ASCs operating in a CON state are often attractive to buyers as the surgery centers' owners have already overcome a significant obstacle to development: the securing of the CON. This is a requirement that those individuals interested in opening new ASCs will need to address.
Buyers in today's market are increasingly less interested in taking on the risk of purchasing ASCs with a majority or significant portion of patients receiving out-of-network services. Insurance companies have been pushing back against providers that bill for out-of-network care, which is increasing the risk level for collecting on out-of-network claims. When providers attempt to bill for procedures performed on out-of-network patients, payors are often finding ways to delay reimbursement or outright rejecting claims.
When a facility is in-network, buyers gain the ability to model future cash flows with more accuracy. Developing these models adds a layer of predictability and alleviates future risk related to the acquisition.
In summary, a healthy mix, with the majority of the patient census as in-network beneficiaries, is more conducive to a better valuation.
In a parallel domain to the previous point, patient network status directly impacts an ASC's payor mix. This payor mix can weigh heavily on the outcome of a valuation and sale. Well-negotiated commercial contracts can lead to higher reimbursements from payors, which should subsequently lead to higher revenues. Government insurance contracts (Medicare, Medicaid) cannot be negotiated and thus provide ASCs with a fixed, pre-determined payment. A heavily dependent volume of governmental insurance can compress valuation and limit the pool of buyers. Unfortunately, it is often difficult to alter one's payor mix to compensate for greater commercial patients. However, having a good understanding of contracts and payor mix can help identify which buyers could be targeted.

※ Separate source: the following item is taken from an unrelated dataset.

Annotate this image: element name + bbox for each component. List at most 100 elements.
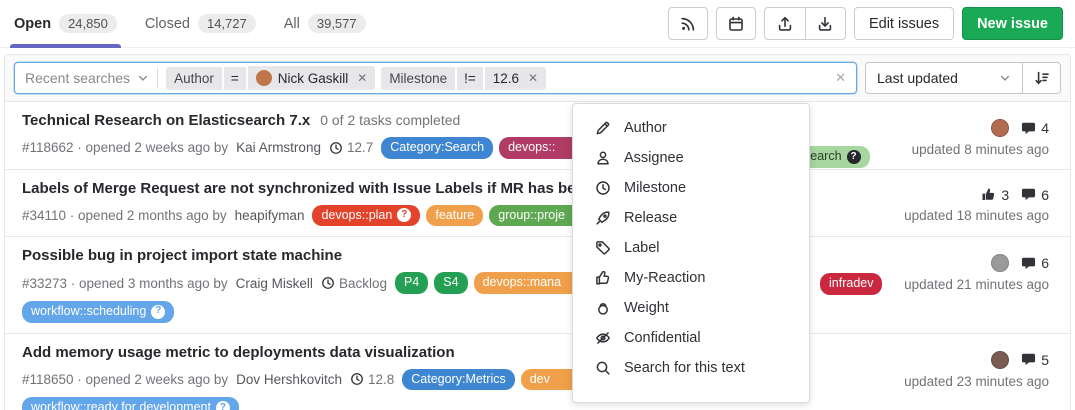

In summary, a healthy payor mix, with a majority of patients covered by commercial payors, can prevent valuation issues and keep more buyers interested in the investment opportunity.
Not all specialties are created equal concerning valuation. More specifically, this concerns those specialties receiving varying degrees of reimbursement rates compared to other specialties. One example would be the difference in reimbursement from specialties like orthopedics, spine, and ophthalmology compared to pain management, general surgery, and gastroenterology. The former tends to benefit from higher valuations due to better reimbursement trends.
In summary, specialty type will have an impact on valuation expectations. It is not something that can be easily remedied on its own. But the next point may help alleviate some of the accompanied valuation issues that come inherent with focusing in a specialty.
Along the same vein as the previous point, but worth carving out separately, is identifying an ASC's focus as a single- or multi-specialty facility. Similar to the industry concentration point identified in the introduction, ASCs are tied to their own version of industry concentration. Their ability to offer multiple specialties allows for greater valuation due to be less susceptibility of perceived industry risks.
Risks such as those associated with reimbursement can shift substantially. Specialized ASCs are more prone to experiencing significant financial impact if such shifts occur and they cannot hedge away from potential downward spirals.
In summary, the ability offer multiple specialties in an ASC can mitigate against industry risks, regulatory risks, and reimbursement risks and can therefore increase valuation expectations.
When ASC owners call VERTESS seeking guidance concerning selling their business, oftentimes they are the sole owner and operating physician in their facility. The immediate question following introductions concerns whether an exit strategy has been formulated. The answer to this question tends to associate with an enormous disparity in valuation. The lack of an implemented exit strategy can decimate valuation to the salvage value of the assets in the building. This is compared to an owner with a well-constructed exit strategy who might realize a significant valuation for their planning.
An absent succession plan is not unique to ASC owners but is rather a general oversight for many business owners. It can become especially problematic for an ASC with a single physician owner because the volume of that facility is entirely dependent upon that individual, with a departure of the physician halting the future volume of the business.
In summary, ASCs with just one or only a few owners who plan on exiting the business should gain an understanding of the impact of their exit on the future of the facility. Proper preparations should be made years in advance to better realize valuation goals.
While healthcare shares many qualities with other industries, it is unique in numerous and very significant ways. Within healthcare, ASCs have many of their own unique qualities. VERTESS focuses on healthcare because we understand what is similar, what is different, and what these similarities and differences mean to attracting buyers and securing a fair price for your business.